After a few initial listens, the core contrast of Mortui Vivos Docent – the Night Tripper Records debut album from Swedish heavy/doom rockers Obrero – begins to sink in. It’s the vocals. Even before doing any research at all on the band or its personnel, there was something about them that seemed pulled right out of classic metal, right out of the thrash era. It wasn’t until I went so far as to (gasp!) read the liner notes that I discovered the man behind the mic in Obrero is Martin Missy of the once-and-apparently-again German thrash unit Protector. In Obrero, he partners with guitarists Fredrik Pihlström and Mathias Öjermark (the latter also the occasional keys), bassist Magnus Karkea and drummer Calle Sjöström — who would all seem to be the Stockholm contingent in the band, if names are anything to go by – to nestle the sound of Mortui Vivos Docent somewhere between Euro-style stoner metal and doom.

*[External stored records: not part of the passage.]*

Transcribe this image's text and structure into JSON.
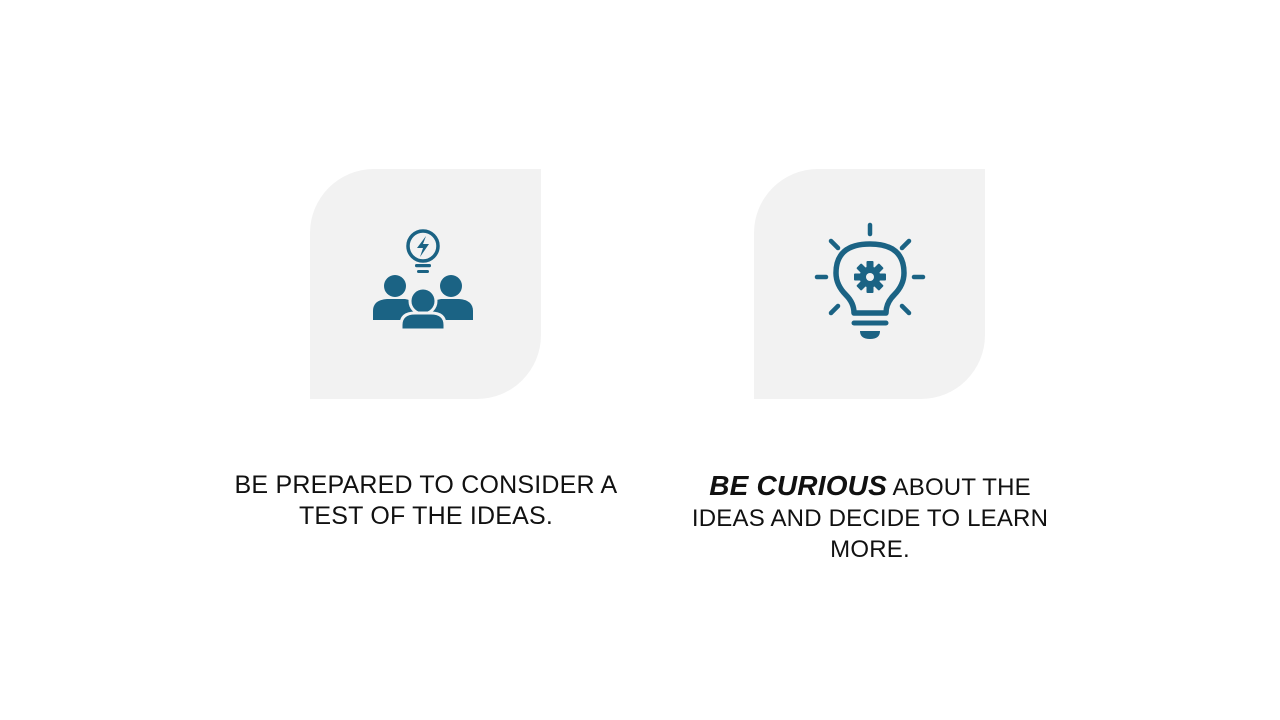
{
  "slide": {
    "accent_color": "#1b6384",
    "tile_color": "#f2f2f2",
    "cards": [
      {
        "icon": "team-idea-icon",
        "text": "BE PREPARED TO CONSIDER A TEST OF THE IDEAS."
      },
      {
        "icon": "lightbulb-gear-icon",
        "emphasis": "BE CURIOUS",
        "text": " ABOUT THE IDEAS AND DECIDE TO LEARN MORE."
      }
    ]
  }
}
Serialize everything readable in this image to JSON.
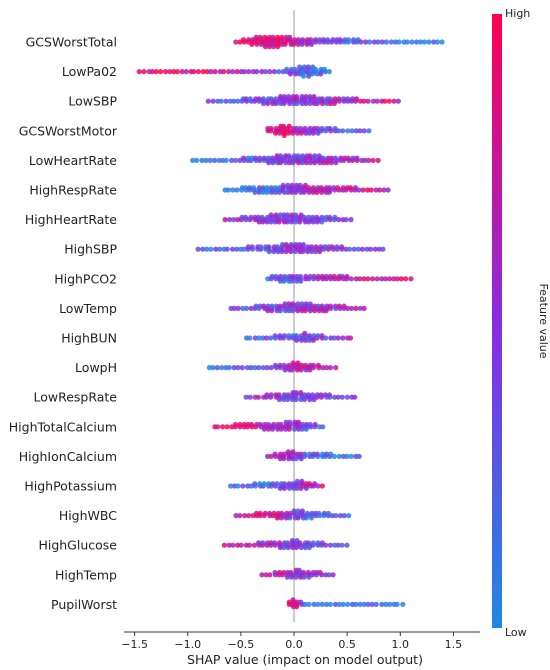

If the band represents a side-project for Missy from the reactivated Protector, he’s not the only one; everyone in the band either was or is active in the thrash or speed metal genres. Karkea and Sjöström are both members of Talion, as are Missy and Pihlström, who’s also been in Melting Flesh and Bloodbanner, among others. The only member of Obrero not also found in Talion’s lineup is Öjermark, who was both in Melting Flesh with Pihlström and an outfit called Ruins of Time with Missy, so everyone’s connected here multiple times over, all seem to be familiar with each other’s playing – Obrero’s relative ease of execution backs that theory – and all are stepping outside of the styles in which they’ve made a home to explore new ground.

They’re not the first from thrash to do so (at times Obrero reminds of a less directly blues-derived version of The Cursed, which featured vocalist Bobby Blitz of OverKill and HadesDan Lorenzo), but one of the factors that most stands Mortui Vivos Docent out among the throng of heavy rock and doom out there is how seamlessly it blends the two. Where “Svantovit” – particularly in Sjöström’s drums, but also in the guitar – reminds at first of something Kyuss might have done in their middle period, it soon moves into Trouble-styled classic guitar-led doom, the synth from Öjermark adding class and melody behind Missy’s mostly-rhythmic verse, which follows the guitar line well in metallic tradition. That song is among the high points of Mortui Vivos Docent (which translates from the Latin to “The Dead Teach the Living”), but it has plenty of company in its quality level. The center portion of the album’s total eight tracks finds one of its smoothest transitions in that between the riffy “The Fourth Earl” and the darker, more doom-derived “Octaman.” Both songs are led by Pihlström and Öjermark with Karkea and Sjöström underscoring the groove in the rhythm section, but they take different approaches, showing more stylistic diversity between them than, say, the earlier “Son of Tutankhamun,” which seemed to take the time to meld the two styles into one song. Both approaches are valid on their own – either combining doom and stoner rock or keeping them separate – but by utilizing both methods, Obrero show they are not only well versed in their genre, but in songwriting too, which ultimately is going to help them more than any amount of fandom or intricacy of influence could.